Within the span of a few days, we went from not knowing a whole lot about COVID-19 to it upending our entire lives, including moving classes online and closing restaurants and stores around the country. Recently, our governor told all “non-life-sustaining” businesses to close, yet people continue to complain and frequent Walmart or Giant anyway, despite the fact that we’ve been asked repeatedly to sit still and stay away from each other. This leaves me wondering: Don’t you see what happened in other parts of the globe? Do you want that to happen to you and your loved ones?

I didn’t think so.

At first, I also thought it seemed like we were taking drastic measures for a virus that seemed to be hurting a lot less people than our media made it seem like.

Whether it will hit the US harder than it already is or not isn’t the problem. The problem is the fact that I went to work at Giant — where I have to be because I am young and healthy and a college student — in the early morning on that first weekend after our governments started restricting our comings and goings, there were already five cashiers open.

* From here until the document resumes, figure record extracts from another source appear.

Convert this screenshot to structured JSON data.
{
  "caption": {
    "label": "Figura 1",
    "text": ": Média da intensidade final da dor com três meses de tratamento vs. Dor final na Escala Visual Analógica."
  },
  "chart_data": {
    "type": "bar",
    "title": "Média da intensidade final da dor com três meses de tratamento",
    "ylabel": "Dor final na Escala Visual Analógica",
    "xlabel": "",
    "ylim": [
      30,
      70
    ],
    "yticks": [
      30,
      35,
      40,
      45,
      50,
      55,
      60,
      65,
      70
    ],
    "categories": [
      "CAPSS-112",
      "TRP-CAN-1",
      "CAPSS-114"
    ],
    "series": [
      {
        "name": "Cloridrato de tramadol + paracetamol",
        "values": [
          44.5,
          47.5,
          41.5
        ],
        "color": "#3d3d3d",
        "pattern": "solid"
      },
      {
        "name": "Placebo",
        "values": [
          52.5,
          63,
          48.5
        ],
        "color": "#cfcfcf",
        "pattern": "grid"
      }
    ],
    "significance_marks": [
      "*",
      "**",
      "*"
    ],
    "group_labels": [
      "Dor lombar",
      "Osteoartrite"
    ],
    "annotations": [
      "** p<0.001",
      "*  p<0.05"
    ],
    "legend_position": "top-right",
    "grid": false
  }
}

On a normal day, we have one cashier for hours with no problem.

There were so many people in Giant that I had absolutely no time to even take a drink of water, let alone clean the conveyor belt, pin pads, or the touchscreen I have to use to ring up your orders.

You know social distancing? The whole “6-feet apart” business? Not a single customer at Giant that day did that. Not during a single moment in my entire 4-hour shift. It’s been a week since these guidelines first started being enforced in our good old central Pennsylvania stores, yet I’ve noticed that most people still don’t listen, despite the fact that social distancing is recommended by both the CDC and WHO. I understand that when you checkout with a cashier, you have to be less than 6 feet away from me. Fine. But the rest of the customers? There is no reason for this.

Stop panic buying. I understand you have nothing to do and nowhere to go. It’s an inconvenience to all of us. It’s not just you.

Get what you need and get out. If you don’t actually need anything, don’t come to the store. Please.

If people could simply follow the guidelines created by the CDC and WHO — wash your hands for at least 20 seconds, keep 6 feet between you and the people around you, stay home unless you absolutely need to go out, work from home if you can, use hand sanitizer if you can’t wash your hands — we wouldn’t need these drastic measures. We wouldn’t need to close every single restaurant and “non-essential” business because we would all be happier and healthier.

Unfortunately, it seems that we are incapable of halting our daily activities for a few weeks because it’s an inconvenience. Of course it’s an inconvenience. But it’ll be an even bigger inconvenience if you and your loved ones get COVID-19, because if you don’t follow these guidelines…..inevitably, you or someone you know will get it.

While I appreciate the compassion that has taken the forefront during this global pandemic, it has become abundantly clear that many people are still not taking this seriously.

You are not invincible. None of us are.

I have to go to Giant. I have to see hundreds of people when I’m there. They have to be in my face. Many of you have jobs that are the same, I’m sure.

Out of respect for those of us still working and, more importantly, out of respect for your fellow humans, please consolidate your shopping trips. Instead of venturing out every day, for the love of God, do not. Go once a week—and if you don’t need to go out after seven days pass, please don’t.

We are all facing inconveniences and discomfort. You are not alone. I can only ask that you try to do what you can to stop the spread of COVID-19. Our county may not have a whole lot of cases yet, but I assure you, that number will only continue to increase. I only hope you realize how important it is to take preventative action now rather than after it’s already too late.